We know that the equation of the line passing through the point $\left( {{x}_{1}},{{y}_{1}} \right)$ having slope m is $y-{{y}_{1}}=m\left( x-{{x}_{1}} \right)$.
So, the equation of the normal is $y-\dfrac{c}{{{t}_{1}}}=t_{1}^{2}\left( x-c{{t}_{1}} \right)$.
$\Rightarrow \dfrac{y{{t}_{1}}-c}{{{t}_{1}}}=xt_{1}^{2}-ct_{1}^{3}$.
$\Rightarrow y{{t}_{1}}-c=xt_{1}^{3}-ct_{1}^{4}$.
$=xt_{1}^{3}-y{{t}_{1}}+c-ct_{1}^{4}=0$.
Now, this line passes through the point $\left( c{{t}_{2}},\dfrac{c}{{{t}_{2}}} \right)$.
So, we get $c{{t}_{2}}t_{1}^{3}-\dfrac{c}{{{t}_{2}}}\times {{t}_{1}}+c-ct_{1}^{4}=0$.
$\Rightarrow ct_{2}^{2}t_{1}^{3}-c{{t}_{1}}+c{{t}_{2}}-c{{t}_{2}}t_{1}^{4}=0$.
$\Rightarrow t_{2}^{2}t_{1}^{3}-{{t}_{2}}t_{1}^{4}+{{t}_{2}}-{{t}_{1}}=0$.
$\Rightarrow {{t}_{2}}t_{1}^{3}\left( {{t}_{2}}-{{t}_{1}} \right)+1\left( {{t}_{2}}-{{t}_{1}} \right)=0$.
$\Rightarrow \left( {{t}_{2}}t_{1}^{3}+1 \right)\left( {{t}_{2}}-{{t}_{1}} \right)=0$.
$\Rightarrow {{t}_{2}}t_{1}^{3}+1=0$ or ${{t}_{2}}-{{t}_{1}}=0$.
We know that ${{t}_{2}}\ne {{t}_{1}}$, as the given points are distinct. So, ${{t}_{2}}-{{t}_{1}}\ne 0$.
$\Rightarrow {{t}_{2}}t_{1}^{3}=-1$.
So, we have found the value of ${{t}_{2}}t_{1}^{3}$ as –1.

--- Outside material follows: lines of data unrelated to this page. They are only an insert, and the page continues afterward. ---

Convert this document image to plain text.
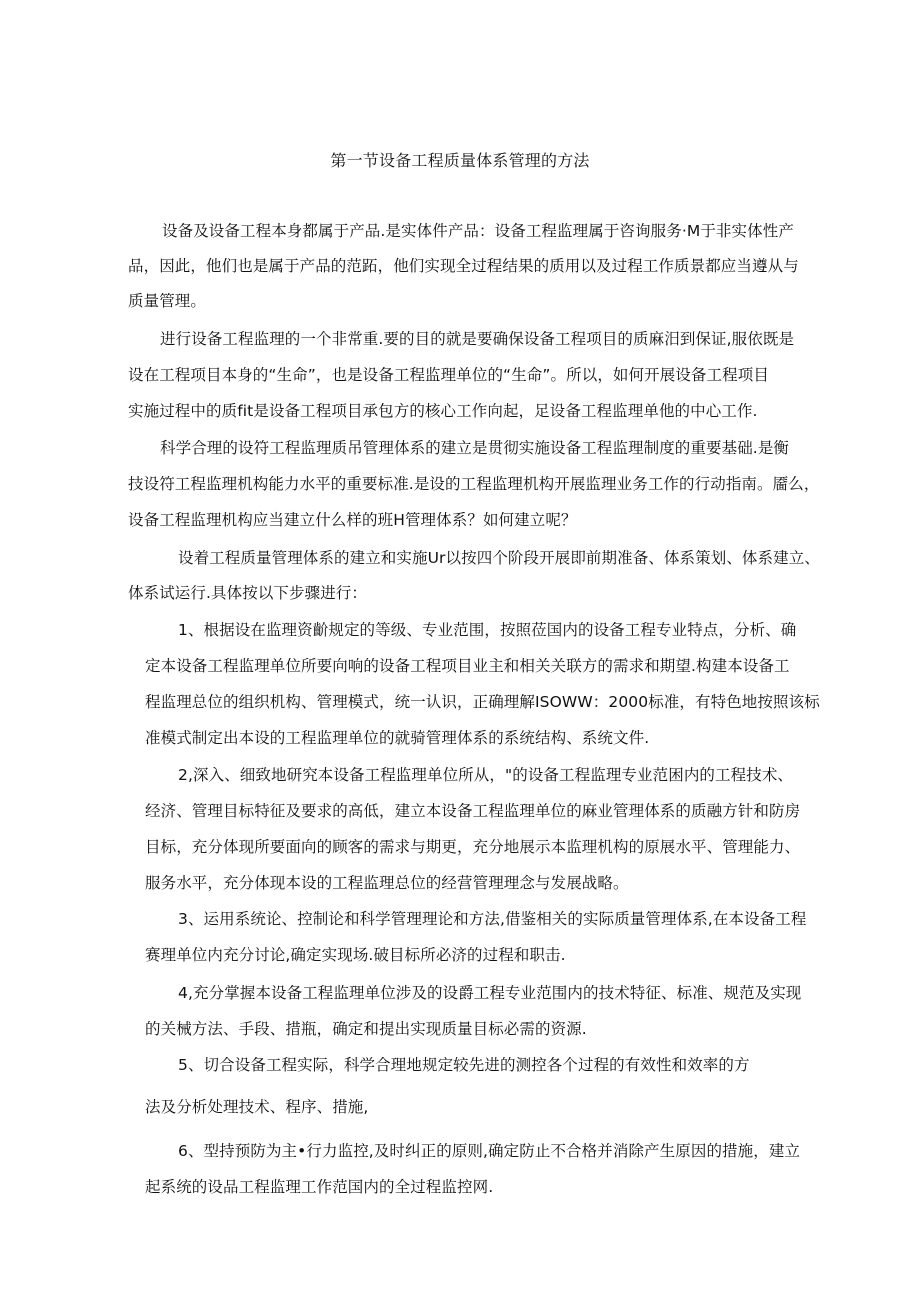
第一节设备工程质量体系管理的方法
设备及设备工程本身都属于产品.是实体件产品：设备工程监理属于咨询服务·M于非实体性产
品，因此，他们也是属于产品的范跖，他们实现全过程结果的质用以及过程工作质景都应当遵从与
质量管理。
进行设备工程监理的一个非常重.要的目的就是要确保设备工程项目的质麻汨到保证,服依既是
设在工程项目本身的“生命”，也是设备工程监理单位的“生命”。所以，如何开展设备工程项目
实施过程中的质fit是设备工程项目承包方的核心工作向起，足设备工程监理单他的中心工作.
科学合理的设符工程监理质吊管理体系的建立是贯彻实施设备工程监理制度的重要基础.是衡
技设符工程监理机构能力水平的重要标准.是设的工程监理机构开展监理业务工作的行动指南。靥么，
设备工程监理机构应当建立什么样的班H管理体系？如何建立呢？
设着工程质量管理体系的建立和实施Ur以按四个阶段开展即前期准备、体系策划、体系建立、
体系试运行.具体按以下步骤进行：
1、根据设在监理资齘规定的等级、专业范围，按照莅国内的设备工程专业特点，分析、确
定本设备工程监理单位所要向响的设备工程项目业主和相关关联方的需求和期望.构建本设备工
程监理总位的组织机构、管理模式，统一认识，正确理解ISOWW：2000标准，有特色地按照该标
准模式制定出本设的工程监理单位的就骑管理体系的系统结构、系统文件.
2,深入、细致地研究本设备工程监理单位所从，"的设备工程监理专业范困内的工程技术、
经济、管理目标特征及要求的高低，建立本设备工程监理单位的麻业管理体系的质融方针和防房
目标，充分体现所要面向的顾客的需求与期更，充分地展示本监理机构的原展水平、管理能力、
服务水平，充分体现本设的工程监理总位的经营管理理念与发展战略。
3、运用系统论、控制论和科学管理理论和方法,借鉴相关的实际质量管理体系,在本设备工程
赛理单位内充分讨论,确定实现场.破目标所必济的过程和职击.
4,充分掌握本设备工程监理单位涉及的设爵工程专业范围内的技术特征、标准、规范及实现
的关械方法、手段、措瓶，确定和提出实现质量目标必需的资源.
5、切合设备工程实际，科学合理地规定较先进的测控各个过程的有效性和效率的方
法及分析处理技术、程序、措施,
6、型持预防为主•行力监控,及时纠正的原则,确定防止不合格并消除产生原因的措施，建立
起系统的设品工程监理工作范国内的全过程监控网.
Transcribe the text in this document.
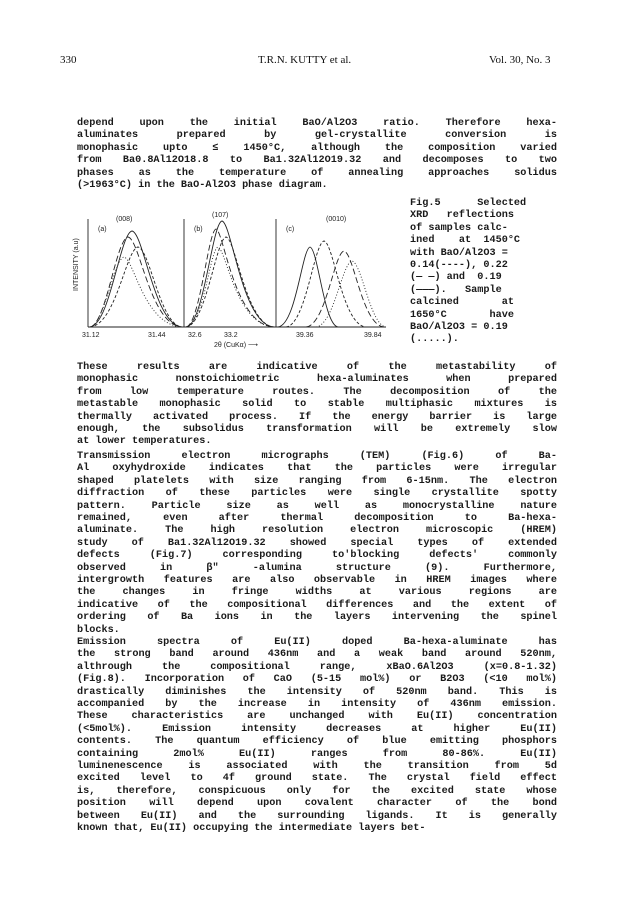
330	T.R.N. KUTTY et al.	Vol. 30, No. 3

depend upon the initial BaO/Al2O3 ratio. Therefore hexa-

aluminates prepared by gel-crystallite conversion is

monophasic upto ≤ 1450°C, although the composition varied

from Ba0.8Al12O18.8 to Ba1.32Al12O19.32 and decomposes to two

phases as the temperature of annealing approaches solidus

(>1963°C) in the BaO-Al2O3 phase diagram.

INTENSITY (a.u)
(a)	(b)	(c)
(008)
(107)
(0010)
31.12	31.44	32.6	33.2	39.36	39.84
2θ (CuKα) ⟶

Fig.5      Selected

XRD   reflections

of samples calc-

ined    at  1450°C

with BaO/Al2O3 =

0.14(----), 0.22

(— —) and  0.19

(———).   Sample

calcined       at

1650°C       have

BaO/Al2O3 = 0.19

(.....).

These results are indicative of the metastability of

monophasic nonstoichiometric hexa-aluminates when prepared

from low temperature routes. The decomposition of the

metastable monophasic solid to stable multiphasic mixtures is

thermally activated process. If the energy barrier is large

enough, the subsolidus transformation will be extremely slow

at lower temperatures.

Transmission electron micrographs (TEM) (Fig.6) of Ba-

Al oxyhydroxide indicates that the particles were irregular

shaped platelets with size ranging from 6-15nm. The electron

diffraction of these particles were single crystallite spotty

pattern. Particle size as well as monocrystalline nature

remained, even after thermal decomposition to Ba-hexa-

aluminate. The high resolution electron microscopic (HREM)

study of Ba1.32Al12O19.32 showed special types of extended

defects (Fig.7) corresponding to'blocking defects' commonly

observed in β" -alumina structure (9). Furthermore,

intergrowth features are also observable in HREM images where

the changes in fringe widths at various regions are

indicative of the compositional differences and the extent of

ordering of Ba ions in the layers intervening the spinel

blocks.

Emission spectra of Eu(II) doped Ba-hexa-aluminate has

the strong band around 436nm and a weak band around 520nm,

althrough the compositional range, xBaO.6Al2O3 (x=0.8-1.32)

(Fig.8). Incorporation of CaO (5-15 mol%) or B2O3 (<10 mol%)

drastically diminishes the intensity of 520nm band. This is

accompanied by the increase in intensity of 436nm emission.

These characteristics are unchanged with Eu(II) concentration

(<5mol%). Emission intensity decreases at higher Eu(II)

contents. The quantum efficiency of blue emitting phosphors

containing 2mol% Eu(II) ranges from 80-86%. Eu(II)

luminenescence is associated with the transition from 5d

excited level to 4f ground state. The crystal field effect

is, therefore, conspicuous only for the excited state whose

position will depend upon covalent character of the bond

between Eu(II) and the surrounding ligands. It is generally

known that, Eu(II) occupying the intermediate layers bet-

So, the correct answer is “Option C”.

Note: We can see that the given problem involves a heavy amount of calculations, so we need to perform every step carefully in order to avoid confusion and calculation mistakes. We should know that the two given points are not identical which is very important to remember while solving this problem. We should not randomly assume the values for ${{t}_{1}}$ and ${{t}_{2}}$ as this will not satisfy our requirements. Similarly, we can expect problems involving tangents.